Shelley, walking as a boy through his ‘starlight wood’, looking for ghosts and filled with ‘hopes of high talk with the departed dead’, found nothing in reply. Nothing reverberated. The ghosts were silent. But he felt something else non-human: the springtime breezes bringing a sense of the marvellousness of life itself. And so in that instant (or so he says) his mind changed. No more seeking after gothic horrors or pining for the worst; no more listening to the dead. Instead, ‘the spirit of beauty’ descended on him, illuminated him, shaping his life, becoming his goddess, the only force he could imagine that ‘could free/ This world from its dark slavery’.
Fiona Sampson’s account of ten shortish walks, mostly in the southern half of England, are in pursuit of that spirit of Romanticism. She is a poet and scholar, with some of the astringency that comes with both disciplines, so the book is no casual stroll through the Lake District. ‘Romanticism isn’t a cultural artefact,’ she writes. ‘It’s a way for thought to move.’ She is taking her own mind for a walk and, although there is quite a lot about keys, cars, satnavs, dogs and arriving late at rental cottages, the essence is intellectual and fully freighted. The cast list is long and international and the method shifting, subtle and demanding.

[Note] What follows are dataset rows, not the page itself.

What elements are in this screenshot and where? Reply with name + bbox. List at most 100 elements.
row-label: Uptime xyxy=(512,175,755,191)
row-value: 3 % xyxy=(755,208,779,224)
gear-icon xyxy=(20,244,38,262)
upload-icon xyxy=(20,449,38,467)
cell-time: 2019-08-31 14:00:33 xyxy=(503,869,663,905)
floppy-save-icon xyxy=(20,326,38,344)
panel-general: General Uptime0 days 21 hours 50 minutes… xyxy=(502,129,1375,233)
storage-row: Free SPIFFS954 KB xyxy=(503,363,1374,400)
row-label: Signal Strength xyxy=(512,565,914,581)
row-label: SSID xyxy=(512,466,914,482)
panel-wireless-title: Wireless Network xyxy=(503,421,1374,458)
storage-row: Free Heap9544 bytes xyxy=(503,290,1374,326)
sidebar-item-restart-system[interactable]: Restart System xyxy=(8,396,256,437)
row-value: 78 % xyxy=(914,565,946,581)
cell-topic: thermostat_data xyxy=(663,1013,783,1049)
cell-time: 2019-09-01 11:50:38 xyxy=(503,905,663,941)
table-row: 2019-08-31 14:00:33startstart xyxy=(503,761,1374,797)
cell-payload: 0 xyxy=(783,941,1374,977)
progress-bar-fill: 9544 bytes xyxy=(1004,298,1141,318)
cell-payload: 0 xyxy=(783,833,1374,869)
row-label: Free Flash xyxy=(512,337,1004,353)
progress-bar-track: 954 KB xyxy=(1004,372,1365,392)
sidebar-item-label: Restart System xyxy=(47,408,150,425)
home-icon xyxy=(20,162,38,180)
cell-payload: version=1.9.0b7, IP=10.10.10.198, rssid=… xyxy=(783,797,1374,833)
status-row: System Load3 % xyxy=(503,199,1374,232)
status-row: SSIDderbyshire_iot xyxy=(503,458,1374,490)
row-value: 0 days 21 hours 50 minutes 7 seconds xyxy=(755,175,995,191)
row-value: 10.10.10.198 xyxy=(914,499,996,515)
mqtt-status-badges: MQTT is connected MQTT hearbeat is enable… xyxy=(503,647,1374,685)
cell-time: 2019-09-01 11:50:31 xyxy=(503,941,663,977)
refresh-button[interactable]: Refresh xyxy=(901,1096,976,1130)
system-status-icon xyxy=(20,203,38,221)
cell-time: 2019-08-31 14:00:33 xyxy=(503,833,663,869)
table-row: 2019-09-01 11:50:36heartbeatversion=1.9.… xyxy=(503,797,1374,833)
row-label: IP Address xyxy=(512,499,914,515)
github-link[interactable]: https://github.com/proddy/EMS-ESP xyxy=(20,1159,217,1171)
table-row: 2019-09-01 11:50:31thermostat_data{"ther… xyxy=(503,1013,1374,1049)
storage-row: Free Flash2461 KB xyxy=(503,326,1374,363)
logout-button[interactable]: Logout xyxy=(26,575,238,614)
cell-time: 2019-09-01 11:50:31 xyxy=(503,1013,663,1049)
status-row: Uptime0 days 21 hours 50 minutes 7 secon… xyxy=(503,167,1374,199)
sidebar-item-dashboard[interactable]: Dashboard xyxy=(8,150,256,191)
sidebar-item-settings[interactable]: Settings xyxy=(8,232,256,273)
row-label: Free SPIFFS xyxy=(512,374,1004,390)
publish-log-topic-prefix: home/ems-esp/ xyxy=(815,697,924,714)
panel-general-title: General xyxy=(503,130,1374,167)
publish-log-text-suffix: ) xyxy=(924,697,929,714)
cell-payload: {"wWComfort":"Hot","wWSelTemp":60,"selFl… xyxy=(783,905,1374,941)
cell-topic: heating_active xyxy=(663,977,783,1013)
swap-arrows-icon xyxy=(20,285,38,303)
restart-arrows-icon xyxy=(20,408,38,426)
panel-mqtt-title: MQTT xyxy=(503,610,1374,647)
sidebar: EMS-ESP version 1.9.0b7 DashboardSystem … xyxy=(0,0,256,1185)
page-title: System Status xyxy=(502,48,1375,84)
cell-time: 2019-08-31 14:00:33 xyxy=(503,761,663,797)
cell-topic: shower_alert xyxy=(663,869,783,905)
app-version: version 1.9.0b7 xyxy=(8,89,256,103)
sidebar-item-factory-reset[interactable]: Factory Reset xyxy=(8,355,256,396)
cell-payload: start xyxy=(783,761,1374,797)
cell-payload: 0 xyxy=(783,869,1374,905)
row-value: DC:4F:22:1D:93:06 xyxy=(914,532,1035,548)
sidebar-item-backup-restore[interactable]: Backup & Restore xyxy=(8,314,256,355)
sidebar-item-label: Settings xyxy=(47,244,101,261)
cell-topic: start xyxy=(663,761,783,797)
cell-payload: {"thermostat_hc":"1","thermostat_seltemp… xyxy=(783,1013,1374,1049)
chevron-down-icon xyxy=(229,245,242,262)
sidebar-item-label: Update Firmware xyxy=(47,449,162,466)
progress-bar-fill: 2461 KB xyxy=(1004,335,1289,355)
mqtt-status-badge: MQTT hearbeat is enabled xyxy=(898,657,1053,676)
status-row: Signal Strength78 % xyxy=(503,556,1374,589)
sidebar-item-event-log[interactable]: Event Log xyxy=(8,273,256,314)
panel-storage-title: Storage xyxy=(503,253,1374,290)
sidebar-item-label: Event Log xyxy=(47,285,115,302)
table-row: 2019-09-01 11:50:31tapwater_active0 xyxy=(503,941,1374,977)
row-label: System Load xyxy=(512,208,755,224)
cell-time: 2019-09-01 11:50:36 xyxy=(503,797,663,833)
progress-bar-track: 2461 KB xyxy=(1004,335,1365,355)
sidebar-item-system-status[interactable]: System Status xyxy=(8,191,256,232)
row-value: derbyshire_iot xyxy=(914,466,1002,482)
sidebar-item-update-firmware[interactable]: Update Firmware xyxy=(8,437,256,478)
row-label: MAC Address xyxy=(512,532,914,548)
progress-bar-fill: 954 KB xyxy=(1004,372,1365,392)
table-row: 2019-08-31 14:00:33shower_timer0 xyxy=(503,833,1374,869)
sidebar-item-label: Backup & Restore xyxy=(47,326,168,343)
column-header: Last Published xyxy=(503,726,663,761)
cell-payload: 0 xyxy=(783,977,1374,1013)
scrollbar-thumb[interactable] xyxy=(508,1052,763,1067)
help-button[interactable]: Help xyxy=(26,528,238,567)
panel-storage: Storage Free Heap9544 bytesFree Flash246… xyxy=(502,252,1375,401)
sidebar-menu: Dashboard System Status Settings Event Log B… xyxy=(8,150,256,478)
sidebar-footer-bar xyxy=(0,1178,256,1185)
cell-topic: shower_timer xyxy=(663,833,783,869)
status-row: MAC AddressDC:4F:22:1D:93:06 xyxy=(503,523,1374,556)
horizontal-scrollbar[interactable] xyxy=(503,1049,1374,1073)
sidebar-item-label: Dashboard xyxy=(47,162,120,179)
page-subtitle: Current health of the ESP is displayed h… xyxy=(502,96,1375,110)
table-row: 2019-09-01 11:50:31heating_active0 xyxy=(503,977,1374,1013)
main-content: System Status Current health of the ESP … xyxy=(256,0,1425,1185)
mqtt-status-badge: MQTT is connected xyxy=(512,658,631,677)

A visit to the Quantocks, for example, where in the late 1790s the Wordsworths and Coleridge went walking day after day and night after night, composing the poems that went into the first edition of Lyrical Ballads, turns out to be only obliquely about them and the hills. Their walks, as Coleridge later described them, in ‘which moonlight or sunset was diffused over a known and familiar landscape’, became the foundations of a frame-busting poetry that attended both to ‘the truth of nature’ and ‘the colours of the imagination’ – the raw material, surely, of an exploration of the ‘Romantic countryside’?
But it is not in their company that Sampson walks there.